The private-equity firm on Thursday posted net income of $145.9 million, or 41 cents a share, compared with $154.1 million, or $1.23 a share, in the comparable quarter last year.
Performance allocations and incentive-fee-related compensation came in at $535.6 million in the quarter, up from $113.6 million a year earlier, the Washington, D.C., firm said.
Carlyle said it also booked a principal investment loss of $621 million related to the closing of its purchase of an additional stake in Fortitude Group Holdings LLC from American International Group Inc. In November, AIG announced a deal to sell most of its stake in Fortitude to Carlyle and Japanese insurance firm T&D Holdings Inc. for roughly $1.8 billion.
Gains from investments and fees offset the loss. Revenue rose 6.6% to $1.13 billion for the quarter. Investment income, including performance allocations, rose to $679.2 million from $589.6 million in the prior year.
The fair value of Carlyle's private-equity funds climbed by 13% in the second quarter. That compares with a 20% jump for the S&P 500.

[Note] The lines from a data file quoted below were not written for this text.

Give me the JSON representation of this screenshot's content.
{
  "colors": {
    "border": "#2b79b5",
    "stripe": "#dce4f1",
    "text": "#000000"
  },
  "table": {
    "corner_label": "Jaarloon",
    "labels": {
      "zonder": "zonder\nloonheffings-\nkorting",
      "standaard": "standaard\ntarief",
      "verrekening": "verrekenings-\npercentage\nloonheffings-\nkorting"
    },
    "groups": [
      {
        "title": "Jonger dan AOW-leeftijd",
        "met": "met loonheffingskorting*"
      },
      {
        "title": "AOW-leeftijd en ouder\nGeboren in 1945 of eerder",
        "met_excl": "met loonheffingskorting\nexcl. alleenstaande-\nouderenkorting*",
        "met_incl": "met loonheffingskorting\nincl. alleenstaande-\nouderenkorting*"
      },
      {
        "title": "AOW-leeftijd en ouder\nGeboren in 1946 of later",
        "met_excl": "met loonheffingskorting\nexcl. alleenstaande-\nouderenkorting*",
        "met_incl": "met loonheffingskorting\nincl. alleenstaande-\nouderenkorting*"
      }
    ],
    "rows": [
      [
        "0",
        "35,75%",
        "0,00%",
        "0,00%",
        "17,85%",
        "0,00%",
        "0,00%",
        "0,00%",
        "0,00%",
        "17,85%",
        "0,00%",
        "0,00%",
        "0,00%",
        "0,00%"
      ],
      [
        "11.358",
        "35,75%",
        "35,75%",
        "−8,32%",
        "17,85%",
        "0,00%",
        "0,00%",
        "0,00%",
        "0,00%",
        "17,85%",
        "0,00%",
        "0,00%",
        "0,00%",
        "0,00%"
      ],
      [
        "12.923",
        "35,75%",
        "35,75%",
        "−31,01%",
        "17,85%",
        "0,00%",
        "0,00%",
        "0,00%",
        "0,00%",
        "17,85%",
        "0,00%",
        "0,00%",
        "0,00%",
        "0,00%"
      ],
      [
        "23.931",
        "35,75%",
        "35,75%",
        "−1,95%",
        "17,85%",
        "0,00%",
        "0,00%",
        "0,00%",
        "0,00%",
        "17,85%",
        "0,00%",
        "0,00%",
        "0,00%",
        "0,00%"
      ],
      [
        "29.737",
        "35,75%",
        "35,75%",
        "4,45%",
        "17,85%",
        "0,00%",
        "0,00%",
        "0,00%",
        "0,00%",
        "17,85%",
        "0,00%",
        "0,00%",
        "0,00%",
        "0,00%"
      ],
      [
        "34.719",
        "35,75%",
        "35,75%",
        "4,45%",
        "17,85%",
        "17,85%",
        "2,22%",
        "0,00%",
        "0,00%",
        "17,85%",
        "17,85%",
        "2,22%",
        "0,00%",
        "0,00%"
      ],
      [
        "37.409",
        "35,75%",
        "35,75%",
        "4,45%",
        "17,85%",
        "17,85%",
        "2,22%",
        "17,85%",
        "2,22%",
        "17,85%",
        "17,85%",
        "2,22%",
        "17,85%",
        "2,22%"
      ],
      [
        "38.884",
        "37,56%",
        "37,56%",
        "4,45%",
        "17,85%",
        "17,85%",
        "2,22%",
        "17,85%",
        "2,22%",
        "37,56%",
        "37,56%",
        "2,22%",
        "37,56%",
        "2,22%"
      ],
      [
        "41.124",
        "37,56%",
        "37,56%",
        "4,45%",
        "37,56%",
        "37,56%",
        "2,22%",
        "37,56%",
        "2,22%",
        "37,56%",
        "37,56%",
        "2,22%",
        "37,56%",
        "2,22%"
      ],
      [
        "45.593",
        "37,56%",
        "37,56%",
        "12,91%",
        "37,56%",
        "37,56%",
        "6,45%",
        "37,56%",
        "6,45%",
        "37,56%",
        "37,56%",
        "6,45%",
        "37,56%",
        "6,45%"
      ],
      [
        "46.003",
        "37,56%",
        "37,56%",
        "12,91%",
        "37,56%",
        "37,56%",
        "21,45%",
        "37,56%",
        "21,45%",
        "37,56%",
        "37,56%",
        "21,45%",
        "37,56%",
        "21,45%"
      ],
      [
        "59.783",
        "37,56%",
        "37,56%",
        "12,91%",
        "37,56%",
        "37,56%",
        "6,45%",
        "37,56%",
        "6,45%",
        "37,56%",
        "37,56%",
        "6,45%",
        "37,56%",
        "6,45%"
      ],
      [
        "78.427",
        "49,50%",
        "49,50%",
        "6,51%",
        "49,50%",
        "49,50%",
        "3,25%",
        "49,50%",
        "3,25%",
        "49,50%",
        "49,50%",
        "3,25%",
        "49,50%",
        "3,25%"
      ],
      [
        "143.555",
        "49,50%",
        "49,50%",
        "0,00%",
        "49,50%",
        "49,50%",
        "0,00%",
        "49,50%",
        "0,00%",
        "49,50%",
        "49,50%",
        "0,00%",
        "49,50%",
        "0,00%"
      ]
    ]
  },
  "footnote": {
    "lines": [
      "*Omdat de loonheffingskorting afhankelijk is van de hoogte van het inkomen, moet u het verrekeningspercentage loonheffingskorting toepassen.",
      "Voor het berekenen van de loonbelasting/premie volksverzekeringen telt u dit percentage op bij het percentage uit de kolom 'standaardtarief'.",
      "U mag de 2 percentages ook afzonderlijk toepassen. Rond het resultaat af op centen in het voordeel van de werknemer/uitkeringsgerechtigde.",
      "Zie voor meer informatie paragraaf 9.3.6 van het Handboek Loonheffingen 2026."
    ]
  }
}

Distributable earnings, or the amount of Carlyle's profit that could be returned to shareholders, were $198.4 million, down from $213.4 million in the same period last year. Fee-related earnings fell to $127.3 million from $132.7 million, driven by lower catch-up management fees, Carlyle said.
"Our outlook remains appropriately prudent given an uncertain economic backdrop," said Kewsong Lee, Carlyle's co-chief executive. On July 21, Carlyle said Co-Chief Executive Glenn Youngkin would retire and that Mr. Lee, his co-CEO since 2018, would continue as the firm's sole CEO. Mr. Youngkin, a 25-year Carlyle veteran, said he plans to focus full time on philanthropy and public service.
Carlyle in the first quarter swung to a loss as the Covid-19 pandemic hurt the value of its investments, though its private-equity portfolio proved more resilient than the broader market.
Assets under management as of June 30 came in at $221 billion, up 2% from the prior year. The firm, which raised $4.8 billion in the quarter, reported $73 billion in cash available to invest.
Miriam Gottfried contributed to this article.